Bolsa sobe e dólar cai em dia de otimismo com andamento da reforma da Previdência

Por Eduardo Puccioni e Flavya Pereira

São Paulo – O Ibovesoa encerrou a sessão de hoje com alta de 1,27% aos 95.596,61 pontos, com os investidores apresentando otimismo com a apresentação do ministro da Economia, Paulo Guedes, na comissão especial sobre a reforma da Previdência na Câmara dos Deputados.

“O cenário local segue acompanhando o Guedes. A fala dele foi importante e a apresentação dos números foi importante. Com tudo que vem acontecendo na semana, com a guerra comercial entre Estados Unidos e China e o resultado ontem da Petrobras abaixo do esperado, esperávamos um mercado caindo mais. Nos surpreendeu essa alta de hoje”, disse Eduardo Guimarães, especialista em ações da Levante Investimentos.

Guimarães destaca que os números apresentados pela Petrobras ontem foram abaixo do previsto e que as ações da companhia já vinham caindo por causa dessa percepção que já era ruim do resultado. Mesmo assim, as ações preferenciais da Petrobras (PETR4) encerraram o dia com alta de 3,87%, enquanto a ação ordinária da estatal (PETR3) avançou 3,42%. “Até mesmo as ações da Cielo surpreenderam hoje subindo mais de 4%”, disse.

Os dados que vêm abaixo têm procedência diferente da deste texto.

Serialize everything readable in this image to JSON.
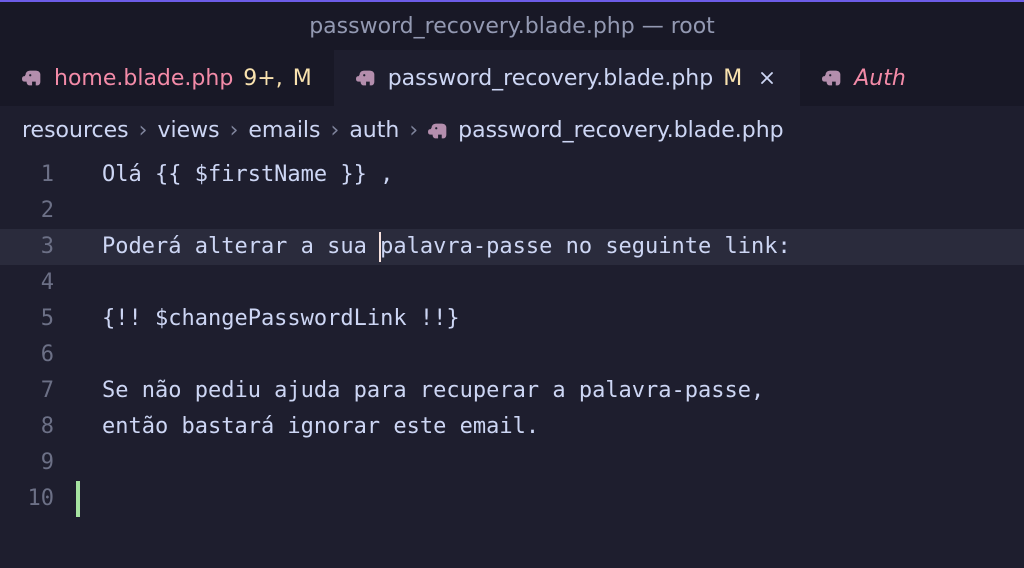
{
  "title": "password_recovery.blade.php — root",
  "tabs": [
    {
      "icon": "elephant-icon",
      "name": "home.blade.php",
      "badge": "9+",
      "status": "M",
      "modified": true
    },
    {
      "icon": "elephant-icon",
      "name": "password_recovery.blade.php",
      "status": "M",
      "active": true
    },
    {
      "icon": "elephant-icon",
      "name": "Auth",
      "truncated": true
    }
  ],
  "breadcrumb": {
    "segments": [
      "resources",
      "views",
      "emails",
      "auth"
    ],
    "file": "password_recovery.blade.php"
  },
  "editor": {
    "cursor_line": 3,
    "cursor_col_ch": 21,
    "lines": [
      {
        "n": 1,
        "text": "Olá {{ $firstName }} ,"
      },
      {
        "n": 2,
        "text": ""
      },
      {
        "n": 3,
        "text": "Poderá alterar a sua palavra-passe no seguinte link:"
      },
      {
        "n": 4,
        "text": ""
      },
      {
        "n": 5,
        "text": "{!! $changePasswordLink !!}"
      },
      {
        "n": 6,
        "text": ""
      },
      {
        "n": 7,
        "text": "Se não pediu ajuda para recuperar a palavra-passe,"
      },
      {
        "n": 8,
        "text": "então bastará ignorar este email."
      },
      {
        "n": 9,
        "text": ""
      },
      {
        "n": 10,
        "text": "",
        "git": "add"
      }
    ]
  },
  "icons": {
    "elephant_label": "elephant-icon",
    "close_label": "close-icon",
    "chevron_label": "chevron-right-icon"
  }
}
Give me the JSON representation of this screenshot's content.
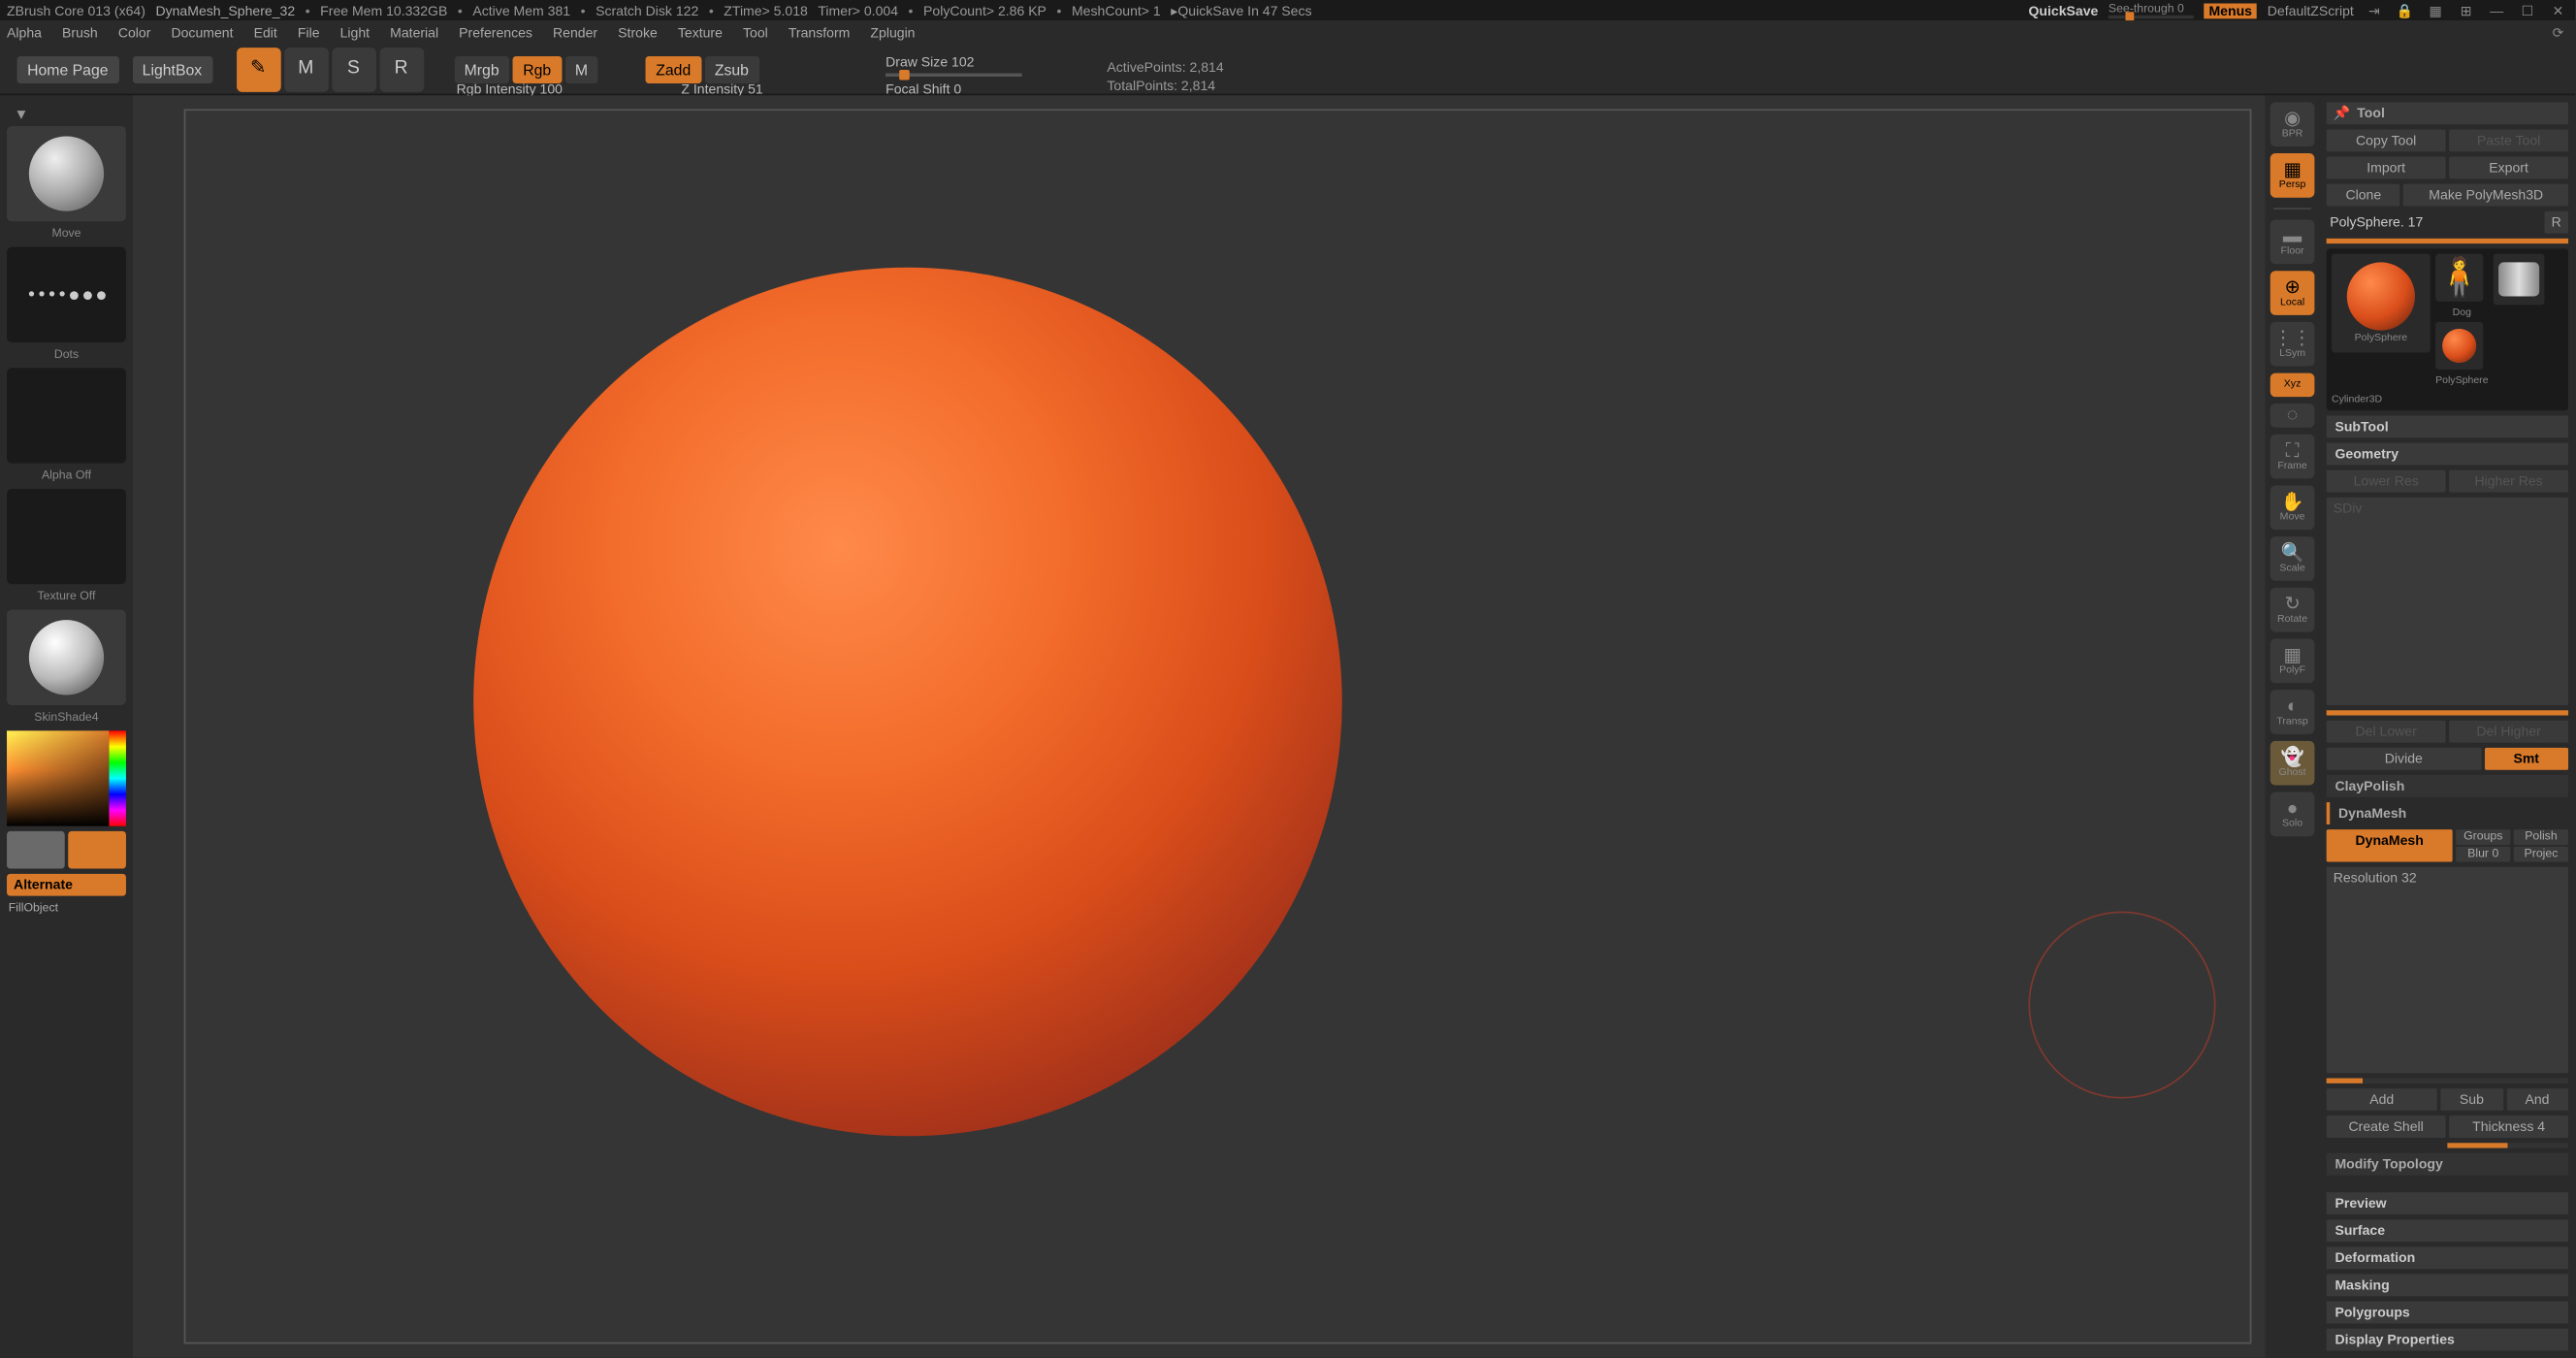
{
  "titlebar": {
    "app": "ZBrush Core 013 (x64)",
    "document": "DynaMesh_Sphere_32",
    "free_mem": "Free Mem 10.332GB",
    "active_mem": "Active Mem 381",
    "scratch": "Scratch Disk 122",
    "ztime": "ZTime> 5.018",
    "timer": "Timer> 0.004",
    "polycount": "PolyCount> 2.86 KP",
    "meshcount": "MeshCount> 1",
    "quicksave_in": "QuickSave In 47 Secs",
    "quicksave_btn": "QuickSave",
    "seethrough": "See-through  0",
    "menus": "Menus",
    "default_zscript": "DefaultZScript"
  },
  "menubar": [
    "Alpha",
    "Brush",
    "Color",
    "Document",
    "Edit",
    "File",
    "Light",
    "Material",
    "Preferences",
    "Render",
    "Stroke",
    "Texture",
    "Tool",
    "Transform",
    "Zplugin"
  ],
  "toolbar": {
    "home": "Home Page",
    "lightbox": "LightBox",
    "mode_icons": [
      {
        "label": "Draw",
        "active": true
      },
      {
        "label": "Move",
        "active": false
      },
      {
        "label": "Scale",
        "active": false
      },
      {
        "label": "Rotate",
        "active": false
      }
    ],
    "mrgb": "Mrgb",
    "rgb": "Rgb",
    "m": "M",
    "zadd": "Zadd",
    "zsub": "Zsub",
    "rgb_intensity_label": "Rgb Intensity 100",
    "z_intensity_label": "Z Intensity 51",
    "draw_size_label": "Draw Size 102",
    "focal_shift_label": "Focal Shift 0",
    "active_points": "ActivePoints: 2,814",
    "total_points": "TotalPoints: 2,814"
  },
  "left": {
    "brush_label": "Move",
    "stroke_label": "Dots",
    "alpha_label": "Alpha Off",
    "texture_label": "Texture Off",
    "material_label": "SkinShade4",
    "swatch1": "#6a6a6a",
    "swatch2": "#d97a2a",
    "alternate": "Alternate",
    "fillobject": "FillObject"
  },
  "viewport_strip": [
    {
      "label": "BPR",
      "active": false
    },
    {
      "label": "Persp",
      "active": true
    },
    {
      "label": "",
      "divider": true
    },
    {
      "label": "Floor",
      "active": false
    },
    {
      "label": "Local",
      "active": true
    },
    {
      "label": "LSym",
      "active": false
    },
    {
      "label": "Xyz",
      "active": true
    },
    {
      "label": "",
      "small": true
    },
    {
      "label": "Frame",
      "active": false
    },
    {
      "label": "Move",
      "active": false
    },
    {
      "label": "Scale",
      "active": false
    },
    {
      "label": "Rotate",
      "active": false
    },
    {
      "label": "PolyF",
      "active": false
    },
    {
      "label": "Transp",
      "active": false
    },
    {
      "label": "Ghost",
      "active": false
    },
    {
      "label": "Solo",
      "active": false
    }
  ],
  "right": {
    "tool_title": "Tool",
    "copy_tool": "Copy Tool",
    "paste_tool": "Paste Tool",
    "import": "Import",
    "export": "Export",
    "clone": "Clone",
    "make_polymesh": "Make PolyMesh3D",
    "polysphere_header": "PolySphere. 17",
    "r_toggle": "R",
    "thumbs": [
      {
        "label": "PolySphere",
        "type": "sphere"
      },
      {
        "label": "Dog",
        "type": "man"
      },
      {
        "label": "PolySphere",
        "type": "sphere-small"
      },
      {
        "label": "Cylinder3D",
        "type": "cylinder"
      }
    ],
    "subtool": "SubTool",
    "geometry": "Geometry",
    "lower_res": "Lower Res",
    "higher_res": "Higher Res",
    "sdiv": "SDiv",
    "del_lower": "Del Lower",
    "del_higher": "Del Higher",
    "divide": "Divide",
    "smt": "Smt",
    "claypolish": "ClayPolish",
    "dynamesh_header": "DynaMesh",
    "dynamesh_btn": "DynaMesh",
    "groups": "Groups",
    "polish": "Polish",
    "blur": "Blur 0",
    "project": "Projec",
    "resolution": "Resolution 32",
    "add": "Add",
    "sub": "Sub",
    "and": "And",
    "create_shell": "Create Shell",
    "thickness": "Thickness 4",
    "modify_topology": "Modify Topology",
    "preview": "Preview",
    "surface": "Surface",
    "deformation": "Deformation",
    "masking": "Masking",
    "polygroups": "Polygroups",
    "display_props": "Display Properties"
  }
}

Porém, para amanhã, o especialista afirma que é difícil prever qualquer cenário. “Vamos analisar amanhã de manhã, lendo o noticiário da manhã, qual poderá ser o comportamento do mercado. Não dá para prever se vai subir ou cair, tem muita coisa importante acontecendo no mundo e na cena local”, afirmou Guimarães.

O dólar comercial fechou em queda de 0,88% no mercado à vista, cotado a R$ 3,9350 para venda, refletindo o otimismo do mercado local com notícias no cenário político e atento à participação do ministro da Economia, Paulo Guedes, na comissão especial na Câmara dos Deputados que trata da reforma da Previdência.

O diretor de uma corretora nacional destaca o resultado das negociações do executivo com as lideranças do Centrão, “ensejando a reativação de dois ministérios”, comenta. Com o aval do presidente Jair Bolsonaro, o Ministério do Desenvolvimento Regional deverá se desmembrar em duas pastas, das Cidades e da Integração Nacional, e deverão ser comandadas por nomes de partidos do centro.

Além de sinais de avanços da articulação do governo com o Congresso, as expectativas de investidores com a presença do ministro Paulo Guedes na comissão especial da Câmara também aliviaram os negócios no mercado local. O ministro reiterou a importância da reforma e que a economia prevista de R$ 1 trilhão em 10 anos é suficiente “apenas para conter o buraco na atual Previdência”. Mas a moeda teve poucas oscilações enquanto o ministro discursava na comissão.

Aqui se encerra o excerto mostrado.